E Valentina se perguntava, com seu filhinho no colo... Como poderia ele não me reconhecer?

Tudo bem que era mais magra, mais bronzeada, cabelos sempre coloridos. Talvez fosse isso! Os cabelos! Ele jamais conhecera a verdadeira cor dos seus cabelos, tantas vezes o pintou. Ele jamais a conheceu mãe, tão preocupada, Dudu fazendo graça e balbucios de comunicação. É. Não havia como reconhecer nela aquela menina que fugira de sua dor.

Todos esses pensamentos lhe ocorriam entremeando o diálogo médico.

- Pode sentar, senhora!

Foi seco! Gelo! Árido feito o branco das paredes do consultório.

- A senhora é a mãe?

- Sim!

Droga! Sua voz saíra frágil, doce, quase outra mulher, apenas pela presença dele.

Assim não lembrar-se-ia dela, aquela moça que se envolvia em debates sobre política e defendia veementemente suas convicções com voz firme, gestos fortes, às vezes, aos brados.

- É a primeira vez do paciente aqui?

- É...

- O que há com ele?

- Plaquinhas na pele, acessos de tosse. Eu sofro com os mesmos sintomas. Sou alérgica a ácaros, penso que ele sinta… Que sejam ácaros. Penso que seja o mesmo que eu sinto.

Palavras tropeçando… E uma ruga na testa do pediatra.

- Deixa eu examinar os pulmões dele. Segure-o nessa posição, por favor.

Ele continua educado e seco.

- Não há nada. Sugiro que façamos o exame de sangue para investigarmos. Vou passar. Aqui vão as indicações dos dois laboratórios que mais confio.

- Obrigada!

Agradece enquanto repara nas fotografias de duas crianças na estante do consultório. E em outra na qual está abraçado à esposa e à mãe.

- Eu que agradeço!
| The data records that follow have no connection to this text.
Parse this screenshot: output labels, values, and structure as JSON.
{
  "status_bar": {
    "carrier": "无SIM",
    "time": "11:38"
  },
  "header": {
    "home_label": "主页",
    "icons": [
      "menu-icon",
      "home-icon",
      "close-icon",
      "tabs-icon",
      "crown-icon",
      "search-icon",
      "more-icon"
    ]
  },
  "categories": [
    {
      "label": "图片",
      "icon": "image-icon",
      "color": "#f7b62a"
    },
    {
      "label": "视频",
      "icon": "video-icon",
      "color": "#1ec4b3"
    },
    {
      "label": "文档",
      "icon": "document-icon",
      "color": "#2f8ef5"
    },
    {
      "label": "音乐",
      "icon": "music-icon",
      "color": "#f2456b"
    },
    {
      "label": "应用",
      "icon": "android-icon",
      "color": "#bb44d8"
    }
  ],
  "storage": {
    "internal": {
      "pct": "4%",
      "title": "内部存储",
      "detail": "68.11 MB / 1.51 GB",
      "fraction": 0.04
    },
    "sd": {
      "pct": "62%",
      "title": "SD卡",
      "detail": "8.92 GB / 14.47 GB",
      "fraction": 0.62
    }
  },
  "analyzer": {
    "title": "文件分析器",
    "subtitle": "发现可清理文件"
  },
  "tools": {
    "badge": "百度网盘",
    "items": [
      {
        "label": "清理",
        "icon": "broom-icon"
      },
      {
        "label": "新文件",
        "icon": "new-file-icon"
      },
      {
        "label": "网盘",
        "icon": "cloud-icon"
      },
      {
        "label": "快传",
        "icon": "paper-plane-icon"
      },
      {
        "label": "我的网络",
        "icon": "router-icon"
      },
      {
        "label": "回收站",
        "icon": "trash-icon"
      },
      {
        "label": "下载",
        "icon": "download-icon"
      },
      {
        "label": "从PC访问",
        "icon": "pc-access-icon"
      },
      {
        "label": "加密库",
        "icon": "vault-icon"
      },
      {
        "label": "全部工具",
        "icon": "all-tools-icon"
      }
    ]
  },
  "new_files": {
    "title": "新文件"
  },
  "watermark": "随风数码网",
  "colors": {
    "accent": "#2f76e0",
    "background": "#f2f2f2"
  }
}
Depois marque um retorno para me trazer os exames.

Antes de ir pergunta:

-Como vai sua mãe?

- Bem...

- Prazer, Valentina!


Um silêncio explodiu do centro para as bordas da sala de consultas. Até as prateleiras silenciaram e o faces do médico se desmanchou tal qual a casquinha do crème brulée, desmontando num olhar doce que a fez esquecer de todas as primaveras vividas à distância.




- Mas você não estava morando fora? E seus planos de não casar? Filhos jamais!... Seus cabelos são castanhos.

- E sua mãe, vai bem?

- Sim! Ela está morando no interior com meu irmão. E você?

- Eu vou bem. Nunca mais esqueça de olhar pra cara da mãe da criança. Meus cabelos são castanhos. Meus planos mudaram e pisaram no chão da vida real.

- Eu entendo... A gente fica adulto, né?